Because Rav debated halakha with the last of the tanna’im, the Gemara establishes a general principle that “Rav is a tanna and argues” – that his statements may not be challenged from a baraita because he is considered to be on the level of a tanna. Therefore, according to a Geonic tradition, if “Rav” or “Rabbi Abba” is mentioned in a baraita, it is understood to refer to Rav.

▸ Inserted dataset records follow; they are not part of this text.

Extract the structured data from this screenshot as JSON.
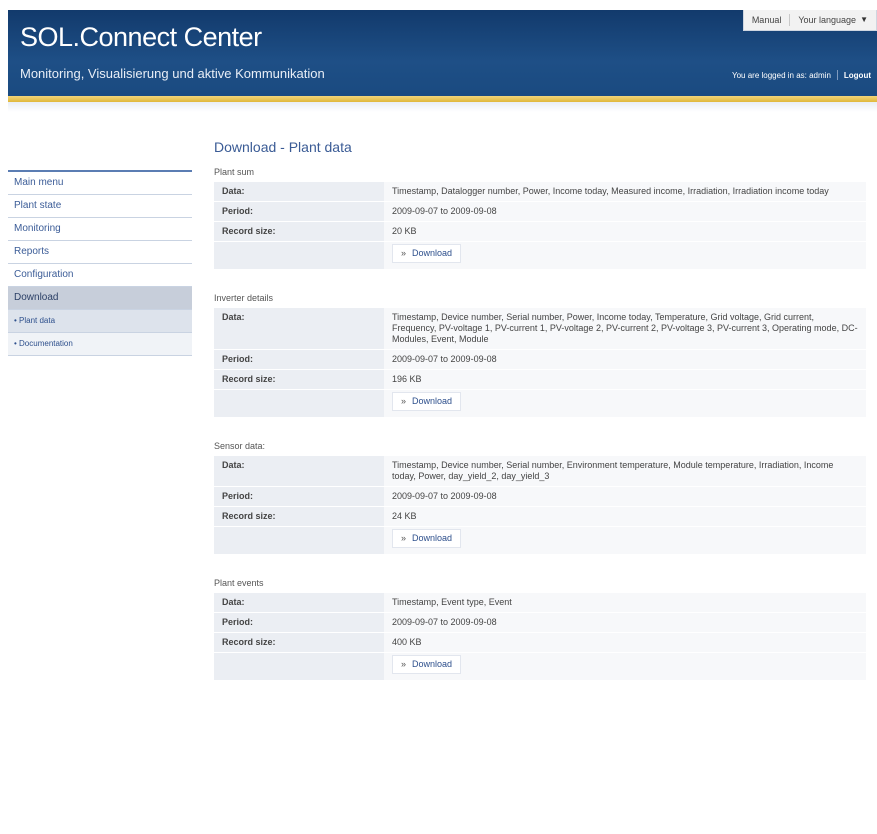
{
  "header": {
    "brand": "SOL.Connect Center",
    "subtitle": "Monitoring, Visualisierung und aktive Kommunikation",
    "manual": "Manual",
    "language": "Your language",
    "logged_in": "You are logged in as: admin",
    "logout": "Logout"
  },
  "sidebar": {
    "items": [
      {
        "label": "Main menu"
      },
      {
        "label": "Plant state"
      },
      {
        "label": "Monitoring"
      },
      {
        "label": "Reports"
      },
      {
        "label": "Configuration"
      },
      {
        "label": "Download"
      }
    ],
    "subitems": [
      {
        "label": "• Plant data"
      },
      {
        "label": "• Documentation"
      }
    ]
  },
  "main": {
    "page_title": "Download - Plant data",
    "labels": {
      "data": "Data:",
      "period": "Period:",
      "record_size": "Record size:",
      "download": "Download"
    },
    "sections": [
      {
        "title": "Plant sum",
        "data": "Timestamp, Datalogger number, Power, Income today, Measured income, Irradiation, Irradiation income today",
        "period": "2009-09-07 to 2009-09-08",
        "size": "20 KB"
      },
      {
        "title": "Inverter details",
        "data": "Timestamp, Device number, Serial number, Power, Income today, Temperature, Grid voltage, Grid current, Frequency, PV-voltage 1, PV-current 1, PV-voltage 2, PV-current 2, PV-voltage 3, PV-current 3, Operating mode, DC-Modules, Event, Module",
        "period": "2009-09-07 to 2009-09-08",
        "size": "196 KB"
      },
      {
        "title": "Sensor data:",
        "data": "Timestamp, Device number, Serial number, Environment temperature, Module temperature, Irradiation, Income today, Power, day_yield_2, day_yield_3",
        "period": "2009-09-07 to 2009-09-08",
        "size": "24 KB"
      },
      {
        "title": "Plant events",
        "data": "Timestamp, Event type, Event",
        "period": "2009-09-07 to 2009-09-08",
        "size": "400 KB"
      }
    ]
  },
  "colors": {
    "header_blue": "#1e4f86",
    "gold_rule": "#e0b83a",
    "link_blue": "#3b5c97"
  }
}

Rav lived a long life of wealth and high regard. Despite this notoriety, he was universally praised for his great piety and humility. Rav had many disciple, the most famous of whom were Rav Ḥisda and Rav Hamnuna. Rav had two sons: Ibo and Ḥiyya. Ḥiyya bar Rav was also a Sage, and his son, Shimi bar Ḥiyya, who studied under his grandfather, was an important Sage as well. Rav married into the family of the Exilarch, and Ravna Neḥemya and Ravna Ukva were Sages descended from the Exilarch who were also Rav’s grandsons, through his daughter.